5 Reasons New Yorkers Could Do Without Barclays Center
A couple years ago, if you walked to the corner of Atlantic Avenue and Flatbush Avenue in Brooklyn, you’d see a small but busy mall, with people pouring out of near-by subway exits. Atlantic Avenue has always been a crowded, bustling part of town, but it’s never been of particular fame. That is, until it was announced in 2006 that plans were being made to build a new sports arena there. Barclays Center was supposed to be a crowning achievement for the borough of Brooklyn. Intended to be the new home of the Nets, Barclays would bring major league sports back to Brooklyn for the first time since 1957. It’s estimated that Barclays would create 20,000 jobs for New Yorkers, that it would boost the city’s economy and become a major hub of activity for the city.

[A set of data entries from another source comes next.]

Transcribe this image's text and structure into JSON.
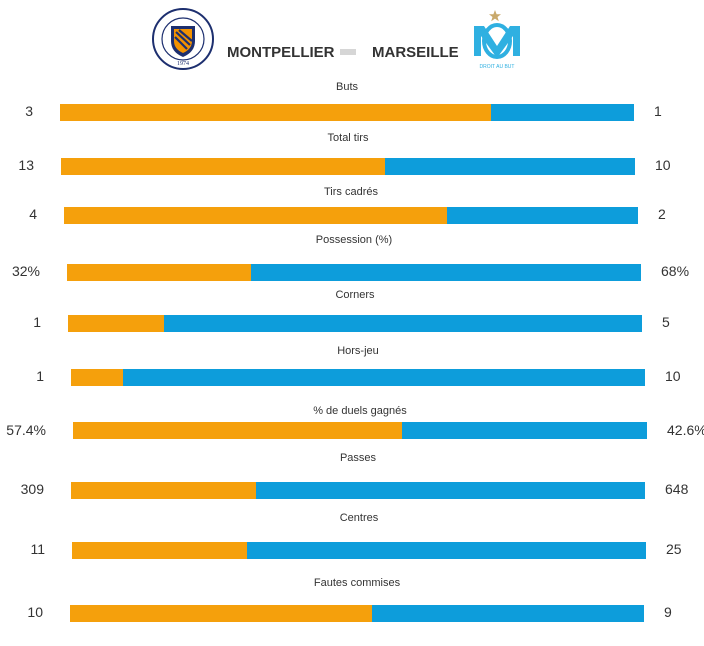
{
  "match": {
    "home_team": "MONTPELLIER",
    "away_team": "MARSEILLE",
    "home_crest_year": "1974",
    "home_crest_text": "MONTPELLIER Hérault Sport Club",
    "away_crest_motto": "DROIT AU BUT"
  },
  "colors": {
    "home": "#f5a00c",
    "away": "#0d9ddb"
  },
  "chart_data": {
    "type": "bar",
    "orientation": "horizontal-stacked",
    "series": [
      {
        "name": "MONTPELLIER",
        "values": [
          3,
          13,
          4,
          32,
          1,
          1,
          57.4,
          309,
          11,
          10
        ]
      },
      {
        "name": "MARSEILLE",
        "values": [
          1,
          10,
          2,
          68,
          5,
          10,
          42.6,
          648,
          25,
          9
        ]
      }
    ],
    "categories": [
      "Buts",
      "Total tirs",
      "Tirs cadrés",
      "Possession (%)",
      "Corners",
      "Hors-jeu",
      "% de duels gagnés",
      "Passes",
      "Centres",
      "Fautes commises"
    ],
    "home_labels": [
      "3",
      "13",
      "4",
      "32%",
      "1",
      "1",
      "57.4%",
      "309",
      "11",
      "10"
    ],
    "away_labels": [
      "1",
      "10",
      "2",
      "68%",
      "5",
      "10",
      "42.6%",
      "648",
      "25",
      "9"
    ]
  }
}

If that’s the case, why don’t New Yorkers seem fond of it?
- The very expensive project uses a significant amount of public funding. The owner himself is seeking large tax credits for the project. In total, the stadium along with the proposed high-rises in Park Slope and Prospect Heights costs $4 billion dollars and uses at least $1.6 billion in public funding.
- Opponents like the DDDB (Develop Don’t Destroy Brooklyn) claim that the project would abuse the state’s power of eminent domain. In their words, “taking private property from one owner to give to a private entity for a private use, instead of a public use.” Traditionally cases of eminent domain concern the state making use of land that will be available for public use, such as parks, highways, and other public facilities. However, the public will not be able to use Barclays freely. Barclays Center is said to be for “public good” with its creation of jobs, though it’s estimated that 2,929 Brooklyn residents and business owners may be “indirectly” displaced by this project.

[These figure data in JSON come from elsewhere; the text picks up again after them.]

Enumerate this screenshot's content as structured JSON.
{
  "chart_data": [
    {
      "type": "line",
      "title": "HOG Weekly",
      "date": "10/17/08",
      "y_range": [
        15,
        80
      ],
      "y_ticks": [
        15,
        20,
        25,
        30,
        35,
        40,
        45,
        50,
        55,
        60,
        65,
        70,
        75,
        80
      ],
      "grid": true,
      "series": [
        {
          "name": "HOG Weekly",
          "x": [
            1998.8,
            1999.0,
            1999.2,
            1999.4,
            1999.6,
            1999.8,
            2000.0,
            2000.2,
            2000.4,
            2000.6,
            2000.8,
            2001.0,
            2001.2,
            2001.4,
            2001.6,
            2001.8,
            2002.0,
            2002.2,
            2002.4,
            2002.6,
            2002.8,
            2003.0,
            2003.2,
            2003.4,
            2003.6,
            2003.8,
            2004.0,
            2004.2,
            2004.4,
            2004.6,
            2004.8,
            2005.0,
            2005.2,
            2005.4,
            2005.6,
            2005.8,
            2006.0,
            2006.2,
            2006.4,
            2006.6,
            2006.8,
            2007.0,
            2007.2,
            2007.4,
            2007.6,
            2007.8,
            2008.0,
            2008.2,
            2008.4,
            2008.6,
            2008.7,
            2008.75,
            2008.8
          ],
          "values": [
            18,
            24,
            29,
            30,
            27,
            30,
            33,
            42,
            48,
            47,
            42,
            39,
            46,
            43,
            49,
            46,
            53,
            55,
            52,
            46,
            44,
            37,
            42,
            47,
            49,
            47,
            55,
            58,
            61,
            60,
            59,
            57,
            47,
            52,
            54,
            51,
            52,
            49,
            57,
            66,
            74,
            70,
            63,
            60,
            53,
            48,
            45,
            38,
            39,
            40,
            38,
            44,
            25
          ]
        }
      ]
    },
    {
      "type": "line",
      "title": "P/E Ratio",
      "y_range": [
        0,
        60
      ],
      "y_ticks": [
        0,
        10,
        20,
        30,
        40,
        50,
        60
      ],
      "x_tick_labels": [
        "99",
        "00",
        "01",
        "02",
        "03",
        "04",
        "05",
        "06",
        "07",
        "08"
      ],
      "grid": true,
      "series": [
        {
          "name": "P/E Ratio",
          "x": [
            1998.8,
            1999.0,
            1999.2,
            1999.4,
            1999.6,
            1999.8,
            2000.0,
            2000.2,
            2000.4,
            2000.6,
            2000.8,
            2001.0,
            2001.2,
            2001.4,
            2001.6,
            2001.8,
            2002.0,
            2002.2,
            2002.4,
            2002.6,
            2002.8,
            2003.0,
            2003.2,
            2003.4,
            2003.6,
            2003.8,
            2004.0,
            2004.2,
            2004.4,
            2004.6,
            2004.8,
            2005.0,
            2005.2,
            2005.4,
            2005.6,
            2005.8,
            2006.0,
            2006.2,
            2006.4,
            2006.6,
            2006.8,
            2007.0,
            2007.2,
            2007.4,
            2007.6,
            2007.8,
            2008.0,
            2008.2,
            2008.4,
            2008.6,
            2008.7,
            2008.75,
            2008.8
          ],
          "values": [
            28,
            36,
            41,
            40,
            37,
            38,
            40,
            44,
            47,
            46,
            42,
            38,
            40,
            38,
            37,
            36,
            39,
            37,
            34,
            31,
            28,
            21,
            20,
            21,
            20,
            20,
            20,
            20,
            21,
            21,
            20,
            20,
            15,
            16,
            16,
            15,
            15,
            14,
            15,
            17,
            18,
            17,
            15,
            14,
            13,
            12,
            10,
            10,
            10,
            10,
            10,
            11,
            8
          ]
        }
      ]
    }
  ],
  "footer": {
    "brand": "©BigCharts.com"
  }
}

- Local residents fear the stadium will create the kind of congestion with traffic and tourists that midtown Manhattan is usually more likely to see. Brooklyn has gained the reputation for being laid-back and cool, but too many tourists might change that.
- Brooklyn has recently become the place to be, in part because it offers cheaper housing than Manhattan. Because of its reputation, Brooklyn has drawn a fascinating mix of Yuppies, artists, and neighborhood residents. But Barclays may up housing prices and put an end to the cultural mixings that make Brooklyn unique. Not to mention, some local businesses in the area have already been forced out due to rising prices.
- Barclays Center is only weeks away from opening, but some residents think the design has a long way to go. The building is covered in Cor-Ten, a weathering steel that rusts slightly to protect the structure against the environment. Architects and artsy types may love it, but it looks like an eyesore to the layman. It’s also pretty messy, as it tends to drip easily, leaving rusty residue on the pavement, and even other parts of the building.